I always like thinking of cities as if they were a person. It makes it easier for me to get a grip on them. Traditionally when we assess a city we look at its employment rate, its industries, its locational assets and resources, its history or how well connected they are.
By contrast thinking of a city’s character can be more revealing. It brings things to the fore that other ways of analysing places do not and crucially they may ultimately determine its success or failure. A city’s personality shapes and determines its sense of self and prospects.
When I work with cities I ask insiders and outsiders to use words, mostly adjectives, they think describe their city best. I did this recently in Palmerston North in New Zealand where I measuring their pulse based on the Creative City Index. It is one example of what I mean.
People said of Palmerston it is somewhat cautious, careful, even a touch wary.
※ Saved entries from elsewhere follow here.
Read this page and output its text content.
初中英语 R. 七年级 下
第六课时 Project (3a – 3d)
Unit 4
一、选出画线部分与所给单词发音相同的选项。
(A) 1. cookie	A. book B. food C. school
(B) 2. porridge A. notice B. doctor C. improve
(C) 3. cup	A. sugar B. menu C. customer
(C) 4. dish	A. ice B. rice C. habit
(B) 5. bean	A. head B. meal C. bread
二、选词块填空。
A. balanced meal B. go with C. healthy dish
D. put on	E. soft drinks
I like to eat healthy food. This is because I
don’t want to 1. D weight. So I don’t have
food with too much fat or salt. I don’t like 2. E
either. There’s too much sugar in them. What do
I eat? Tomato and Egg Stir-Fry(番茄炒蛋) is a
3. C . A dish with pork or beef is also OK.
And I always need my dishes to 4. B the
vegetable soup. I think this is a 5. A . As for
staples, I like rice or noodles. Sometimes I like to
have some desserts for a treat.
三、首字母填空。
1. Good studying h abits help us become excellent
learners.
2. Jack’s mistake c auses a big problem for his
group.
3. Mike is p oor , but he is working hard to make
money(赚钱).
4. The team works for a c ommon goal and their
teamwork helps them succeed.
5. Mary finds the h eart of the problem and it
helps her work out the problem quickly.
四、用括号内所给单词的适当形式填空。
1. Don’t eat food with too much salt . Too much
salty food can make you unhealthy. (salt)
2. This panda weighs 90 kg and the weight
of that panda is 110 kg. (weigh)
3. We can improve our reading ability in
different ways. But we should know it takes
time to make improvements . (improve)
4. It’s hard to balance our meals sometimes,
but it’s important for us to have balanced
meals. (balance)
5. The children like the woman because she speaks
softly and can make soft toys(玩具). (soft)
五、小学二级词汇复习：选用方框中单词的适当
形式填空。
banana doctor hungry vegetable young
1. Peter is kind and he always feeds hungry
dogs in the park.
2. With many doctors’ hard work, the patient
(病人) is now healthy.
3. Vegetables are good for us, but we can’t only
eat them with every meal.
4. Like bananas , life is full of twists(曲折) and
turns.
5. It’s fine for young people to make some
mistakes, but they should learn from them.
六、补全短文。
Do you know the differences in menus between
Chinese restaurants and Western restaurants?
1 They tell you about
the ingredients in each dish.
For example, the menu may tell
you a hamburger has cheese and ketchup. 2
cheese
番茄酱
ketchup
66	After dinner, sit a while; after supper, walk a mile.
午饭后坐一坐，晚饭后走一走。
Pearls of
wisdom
This is its default position. Its greatest attribute is being humble, it does not show off. It is more conservative with a small ‘c’, which makes it risk averse, although it is adept at solving problems when required. It is quite contained and even proper, on occasion a bit uptight. It is loyal, simple in the best sense of the word, a hard worker, but it can be inward-looking.
It is easy going, though, and feels comfortable and many fear this can lead to complacency and for the city to be more passive than active. It is more likely to say ‘what is the problem’ rather than ‘what is the opportunity’. It often waits for things to come to it.
There are signs that this is changing as for the young this can feel claustrophobic as for many of its interesting older people too. Its emotional buttons are opening out, passion is becoming visible. With Massey University and as a refugee settlement centre it is cosmopolitan under the radar, but still feels a little frightened of reflecting this.
If it were a colour it would not be red or bright yellow, it is more likely to be a mellow shade. What are the implications of these attributes?